Komentar di jejaring sosial menunjukkan bahwa ribuan orang memahami dengan jelas bahwa kontrak sosial baru ini mengandung bom waktu. Mereka tahu bahwa Rusia dapat mengakhiri isolasi yang ada saat ini dan memulai jalur reformasi hanya jika terjadi konflik sipil berskala besar, kekalahan militer besar-besaran terhadap angkatan bersenjata Rusia, atau keruntuhan ekonomi yang mendasar. “Ukrainisasi” politik Rusia telah menghancurkan masa depan negara ini.
Bahkan jika pihak-pihak yang bertikai mencapai gencatan senjata di Ukraina timur, hal ini tidak akan mengubah keadaan masyarakat Rusia. Berdasarkan retorika Rusia saat ini, Barat tidak dapat memberikan tanggapan apa pun yang dapat membenarkan dimulainya kembali dialog dengannya. Hal ini tidak memberikan pilihan lain selain Barat untuk pergi.

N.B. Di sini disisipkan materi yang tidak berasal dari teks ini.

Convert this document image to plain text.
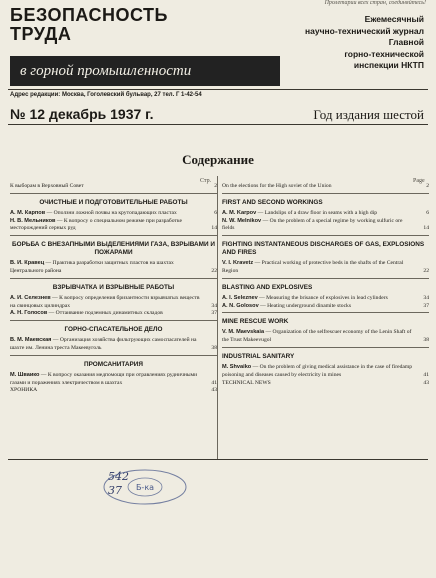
Пролетарии всех стран, соединяйтесь!
БЕЗОПАСНОСТЬ
ТРУДА
в горной промышленности
Ежемесячный
научно-технический журнал
Главной
горно-технической
инспекции НКТП
Адрес редакции: Москва, Гоголевский бульвар, 27 тел. Г 1-42-54
№ 12 декабрь 1937 г.	Год издания шестой
Содержание
Стр.	Page
К выборам в Верховный Совет	2
ОЧИСТНЫЕ И ПОДГОТОВИТЕЛЬНЫЕ РАБОТЫ
А. М. Карпов — Оползни ложной почвы на крутопадающих пластах	6
Н. В. Мельников — К вопросу о специальном режиме при разработке месторождений серных руд	14
БОРЬБА С ВНЕЗАПНЫМИ ВЫДЕЛЕНИЯМИ ГАЗА, ВЗРЫВАМИ И ПОЖАРАМИ
В. И. Кравец — Практика разработки защитных пластов на шахтах Центрального района	22
ВЗРЫВЧАТКА И ВЗРЫВНЫЕ РАБОТЫ
А. И. Селезнев — К вопросу определения бризантности взрывчатых веществ на свинцовых цилиндрах	34
А. Н. Голосов — Оттаивание подземных динамитных складов	37
ГОРНО-СПАСАТЕЛЬНОЕ ДЕЛО
В. М. Маевская — Организация хозяйства фильтрующих самоспасателей на шахте им. Ленина треста Макеевуголь	38
ПРОМСАНИТАРИЯ
М. Шваико — К вопросу оказания медпомощи при отравлениях рудничными газами и поражениях электричеством в шахтах	41
ХРОНИКА	43
On the elections for the High soviet of the Union	2
FIRST AND SECOND WORKINGS
A. M. Karpov — Landslips of a draw floor in seams with a high dip	6
N. W. Melnikov — On the problem of a special regime by working sulfuric ore fields	14
FIGHTING INSTANTANEOUS DISCHARGES OF GAS, EXPLOSIONS AND FIRES
V. I. Kravetz — Practical working of protective beds in the shafts of the Central Region	22
BLASTING AND EXPLOSIVES
A. I. Seleznev — Measuring the brisance of explosives in lead cylinders	34
A. N. Golosov — Heating underground dinamite stocks	37
MINE RESCUE WORK
V. M. Maevskaia — Organization of the selfrescuer economy of the Lenin Shaft of the Trust Makeevugol	38
INDUSTRIAL SANITARY
M. Shvaiko — On the problem of giving medical assistance in the case of firedamp poisoning and diseases caused by electricity in mines	41
TECHNICAL NEWS	43
542
37	Б-ка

Namun sebelum itu, Moskow menuntut agar Barat bertobat dari kebijakan anti-Rusia yang telah mereka terapkan selama berabad-abad – dimulai dengan jatuhnya Byzantium dan diakhiri dengan dugaan peran mereka dalam mengorganisir kudeta di Kiev. Kremlin dan masyarakat baru Rusia pasca-Krimea tidak akan menerima hal lain.
Terlebih lagi, kontrak sosial baru tidak memuat ketentuan untuk mengakhiri konflik dengan Kiev. Ini berarti Ukraina harus lenyap begitu saja bersama Barat. Faktanya, retorika Putin selama enam bulan terakhir jelas tidak memiliki satu pun posisi masuk akal yang dapat diambil Kremlin terhadap Barat.
Kontrak sosial didasarkan pada lapisan mitologi yang padat sehingga masyarakat diharapkan tidak hanya melestarikannya namun juga mempercayainya. Sapuan mitologi tersebut menghalangi kemungkinan terjadinya kemunduran.
Posisi Kremlin yang ekstrim menunjukkan bahwa para pemimpin Rusia benar-benar telah “merusak sumbu”. Kemampuan mereka untuk memikirkan kata-kata dan tindakan mereka sendiri telah memunculkan reaksi spontan yang, tidak seperti pemerintahan Putin pada tahun 2003 hingga 2011, tidak memberikan akhir yang rasional terhadap meningkatnya ketegangan saat ini.
Saat ini belum jelas kondisi apa yang akan membantu para pemimpin Kremlin memulihkan kekuatan pemikiran rasional mereka. Lebih dari yang lainnya, ini adalah hasil terburuk di tahun 2014.
Alexander Morozov adalah seorang ilmuwan politik dan pemimpin redaksi Majalah Jurnal Rusia. Artikel ini pertama kali muncul di Vedomosti.